College basketball superstar Zion Williamson’s entry into the professional ranks could kick off an unprecedented bidding war between sneaker rivals Nike and Adidas, according to legendary industry executive Sonny Vaccaro.
Williamson, 19, is widely expected to enter the NBA Draft – and to be the first overall pick – after a dominant season with the Duke Blue Devils. The high-flying phenom is expected to sign a sneaker deal before the NBA draft lottery in mid-May, and the contract could rank among the largest-ever for a player entering the league, according to Vaccaro, a sports marketing executive who worked for Nike, Adidas and Reebok.
"In my lifetime, I think it's going to be the biggest bidding war ever done," Vaccaro told ESPN. "I would put them all on go."
Vaccaro suggested that Williamson’s initial sneaker deal with either company could approach $100 million in value.
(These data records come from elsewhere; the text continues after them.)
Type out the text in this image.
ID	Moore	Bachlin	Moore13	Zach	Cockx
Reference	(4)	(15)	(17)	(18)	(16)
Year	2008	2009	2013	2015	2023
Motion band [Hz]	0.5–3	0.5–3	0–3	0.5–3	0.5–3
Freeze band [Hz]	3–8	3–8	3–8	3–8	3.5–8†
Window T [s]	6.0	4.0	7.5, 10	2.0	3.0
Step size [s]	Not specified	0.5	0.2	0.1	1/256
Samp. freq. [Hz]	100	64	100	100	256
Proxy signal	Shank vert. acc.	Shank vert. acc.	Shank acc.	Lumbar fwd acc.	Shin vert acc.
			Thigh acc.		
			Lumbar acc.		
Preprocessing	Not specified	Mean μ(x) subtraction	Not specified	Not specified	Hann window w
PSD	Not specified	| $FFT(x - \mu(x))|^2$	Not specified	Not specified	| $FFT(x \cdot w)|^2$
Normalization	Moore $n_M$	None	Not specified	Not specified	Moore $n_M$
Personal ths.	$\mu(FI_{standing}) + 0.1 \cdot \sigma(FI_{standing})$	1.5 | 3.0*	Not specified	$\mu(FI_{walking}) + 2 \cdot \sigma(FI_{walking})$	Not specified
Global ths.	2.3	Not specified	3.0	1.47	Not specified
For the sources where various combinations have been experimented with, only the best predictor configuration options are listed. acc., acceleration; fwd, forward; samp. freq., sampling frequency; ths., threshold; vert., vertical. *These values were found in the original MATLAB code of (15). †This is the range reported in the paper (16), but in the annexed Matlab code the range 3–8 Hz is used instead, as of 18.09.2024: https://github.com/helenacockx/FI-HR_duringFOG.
By comparison, LeBron James received $87 million to sign with Nike ahead of his NBA debut.
Williamson is expected to draw offers from as many as six brands, including Nike, Reebok, Adidas, Puma, New Balance and Anta, according to ESPN.
Williamson already has a high-profile history with Nike. The 285-pound forward’s Nike sneaker exploded during a rivalry game earlier this year against North Carolina, prompting a wave of criticism aimed at the Oregon-based company. In response, Nike designed a customized sneaker for Williamson, whose school, Duke, has an apparel deal with the brand.
But a nine-figure sneaker deal is only part of Williamson’s long-term earning potential. Vaccaro said he has the potential to become a billionaire, given his talent on the court and appeal to potential corporate sponsors.
"If Zion doesn't change, I predict that he will be the first basketball athlete at 18 years old that the world is rooting for to become a billionaire. I say billionaire, very easily," Vaccaro said. "He is going to have an opportunity to be the face of every company and every major corporation. He is the most marketable person I've seen, for a lot of different reasons."